Consent or Pay Models
The “consent or pay” model has sparked significant debate among regulators and privacy activists. The European Data Protection Board (EDPB) has indicated that such models may not align with GDPR requirements for valid consent in most cases. This raises questions about how large online platforms will monetize services while complying with strict data protection laws.
Personal Liability as a Compliance Driver
The potential for personal liability will likely drive better compliance among organizations as regulators signal intent to hold individuals accountable for GDPR violations. The Dutch DPA’s investigation into Clearview AI’s management underscores this trend.
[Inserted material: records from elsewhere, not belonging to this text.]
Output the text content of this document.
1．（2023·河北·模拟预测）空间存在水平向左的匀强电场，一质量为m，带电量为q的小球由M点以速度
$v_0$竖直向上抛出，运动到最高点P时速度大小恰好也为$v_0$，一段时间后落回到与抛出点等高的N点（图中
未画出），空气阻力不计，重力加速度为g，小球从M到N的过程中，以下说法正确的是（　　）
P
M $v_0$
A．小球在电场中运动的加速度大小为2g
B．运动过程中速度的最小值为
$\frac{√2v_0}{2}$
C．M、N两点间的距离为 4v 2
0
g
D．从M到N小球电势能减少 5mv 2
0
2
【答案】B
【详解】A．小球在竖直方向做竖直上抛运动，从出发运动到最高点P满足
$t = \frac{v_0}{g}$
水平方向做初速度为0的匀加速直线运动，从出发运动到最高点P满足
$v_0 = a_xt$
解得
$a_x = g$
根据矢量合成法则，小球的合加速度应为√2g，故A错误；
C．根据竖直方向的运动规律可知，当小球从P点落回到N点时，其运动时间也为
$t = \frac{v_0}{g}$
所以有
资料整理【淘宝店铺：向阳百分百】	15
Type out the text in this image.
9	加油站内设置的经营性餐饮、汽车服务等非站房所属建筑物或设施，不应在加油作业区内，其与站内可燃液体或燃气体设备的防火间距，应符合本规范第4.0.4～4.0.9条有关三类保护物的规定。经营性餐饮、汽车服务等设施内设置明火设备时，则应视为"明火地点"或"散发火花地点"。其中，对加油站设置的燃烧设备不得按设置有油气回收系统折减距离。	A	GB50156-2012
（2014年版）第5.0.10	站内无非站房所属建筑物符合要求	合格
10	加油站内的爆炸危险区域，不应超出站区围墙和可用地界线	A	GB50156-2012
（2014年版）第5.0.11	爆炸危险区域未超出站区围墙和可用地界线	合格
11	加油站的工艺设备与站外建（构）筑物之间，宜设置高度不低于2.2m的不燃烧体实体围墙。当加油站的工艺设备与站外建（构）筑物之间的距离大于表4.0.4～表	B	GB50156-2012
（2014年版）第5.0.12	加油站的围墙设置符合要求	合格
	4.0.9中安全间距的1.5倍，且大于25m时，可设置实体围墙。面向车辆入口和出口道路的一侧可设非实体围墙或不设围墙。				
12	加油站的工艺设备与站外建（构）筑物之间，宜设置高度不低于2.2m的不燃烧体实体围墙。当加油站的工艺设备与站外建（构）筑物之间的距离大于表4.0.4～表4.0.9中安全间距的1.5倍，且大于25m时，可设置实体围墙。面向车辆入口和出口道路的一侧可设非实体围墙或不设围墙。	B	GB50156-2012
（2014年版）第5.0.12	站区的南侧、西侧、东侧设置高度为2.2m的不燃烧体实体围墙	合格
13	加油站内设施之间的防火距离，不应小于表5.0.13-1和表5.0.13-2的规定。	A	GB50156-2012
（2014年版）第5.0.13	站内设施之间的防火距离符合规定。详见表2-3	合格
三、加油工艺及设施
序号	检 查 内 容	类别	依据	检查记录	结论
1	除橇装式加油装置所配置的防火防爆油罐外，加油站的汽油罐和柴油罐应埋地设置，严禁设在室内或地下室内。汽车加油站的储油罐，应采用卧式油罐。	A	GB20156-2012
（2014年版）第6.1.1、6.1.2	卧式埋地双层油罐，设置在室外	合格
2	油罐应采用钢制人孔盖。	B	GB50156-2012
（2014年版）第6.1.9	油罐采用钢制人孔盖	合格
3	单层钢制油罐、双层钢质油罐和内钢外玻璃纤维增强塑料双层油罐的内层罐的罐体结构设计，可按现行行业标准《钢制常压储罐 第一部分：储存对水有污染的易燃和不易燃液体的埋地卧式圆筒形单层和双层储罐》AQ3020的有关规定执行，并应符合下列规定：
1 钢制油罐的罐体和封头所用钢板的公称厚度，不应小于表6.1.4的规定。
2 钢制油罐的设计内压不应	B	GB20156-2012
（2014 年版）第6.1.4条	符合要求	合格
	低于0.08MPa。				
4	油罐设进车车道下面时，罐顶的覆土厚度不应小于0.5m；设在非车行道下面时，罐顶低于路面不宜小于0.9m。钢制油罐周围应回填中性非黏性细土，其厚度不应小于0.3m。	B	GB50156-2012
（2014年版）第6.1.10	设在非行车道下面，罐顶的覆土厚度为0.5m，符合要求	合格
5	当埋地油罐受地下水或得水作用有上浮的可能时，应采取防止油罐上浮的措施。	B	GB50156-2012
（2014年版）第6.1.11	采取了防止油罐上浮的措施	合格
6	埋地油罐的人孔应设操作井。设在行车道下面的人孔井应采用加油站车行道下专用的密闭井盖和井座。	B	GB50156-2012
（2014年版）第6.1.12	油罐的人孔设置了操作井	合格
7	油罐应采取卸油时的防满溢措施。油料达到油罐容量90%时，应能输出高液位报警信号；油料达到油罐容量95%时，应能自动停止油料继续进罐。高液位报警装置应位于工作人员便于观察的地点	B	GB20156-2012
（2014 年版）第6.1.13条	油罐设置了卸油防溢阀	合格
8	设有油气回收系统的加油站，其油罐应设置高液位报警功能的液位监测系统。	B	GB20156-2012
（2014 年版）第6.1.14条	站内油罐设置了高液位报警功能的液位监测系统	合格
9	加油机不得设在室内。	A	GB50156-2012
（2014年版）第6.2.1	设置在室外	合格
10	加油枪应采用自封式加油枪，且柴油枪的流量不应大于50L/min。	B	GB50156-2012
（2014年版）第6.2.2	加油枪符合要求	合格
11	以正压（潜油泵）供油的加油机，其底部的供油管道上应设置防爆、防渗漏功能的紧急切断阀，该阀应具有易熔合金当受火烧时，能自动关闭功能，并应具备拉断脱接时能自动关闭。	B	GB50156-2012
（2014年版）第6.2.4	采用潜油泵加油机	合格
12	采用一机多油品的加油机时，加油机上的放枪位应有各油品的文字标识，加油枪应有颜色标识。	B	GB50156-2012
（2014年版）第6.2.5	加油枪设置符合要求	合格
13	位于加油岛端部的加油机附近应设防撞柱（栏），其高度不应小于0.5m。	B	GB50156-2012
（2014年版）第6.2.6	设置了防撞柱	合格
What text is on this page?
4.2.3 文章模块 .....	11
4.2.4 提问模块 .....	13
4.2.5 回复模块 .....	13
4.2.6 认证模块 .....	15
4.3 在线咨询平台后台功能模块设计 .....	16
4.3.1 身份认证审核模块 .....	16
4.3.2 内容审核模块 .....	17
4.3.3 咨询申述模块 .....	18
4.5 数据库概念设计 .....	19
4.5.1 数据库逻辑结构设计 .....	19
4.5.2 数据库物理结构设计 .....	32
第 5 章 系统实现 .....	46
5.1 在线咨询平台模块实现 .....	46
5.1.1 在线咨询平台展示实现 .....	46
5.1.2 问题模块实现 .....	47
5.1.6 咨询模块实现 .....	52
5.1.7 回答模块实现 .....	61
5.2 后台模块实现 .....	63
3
Continued Emphasis on Lawfulness, Fairness, and Transparency
Regulatory authorities will maintain their focus on the principles of lawfulness, fairness, and transparency in data processing. Failures to comply with these principles have been consistently identified as a top enforcement priority for regulators.
Conclusion
The DLA Piper GDPR Fines and Data Breach Survey 2025 paints a complex picture of the current state of data protection enforcement in Europe. While there has been a decrease in overall fines compared to previous years, regulatory scrutiny remains high across various sectors. Organizations must stay vigilant in their compliance efforts as regulators continue to adapt to emerging technologies and new challenges in data protection.
As we move forward into an era where AI and data privacy intersect more than ever, businesses must prioritize governance and accountability at all levels to navigate the evolving landscape of GDPR compliance successfully.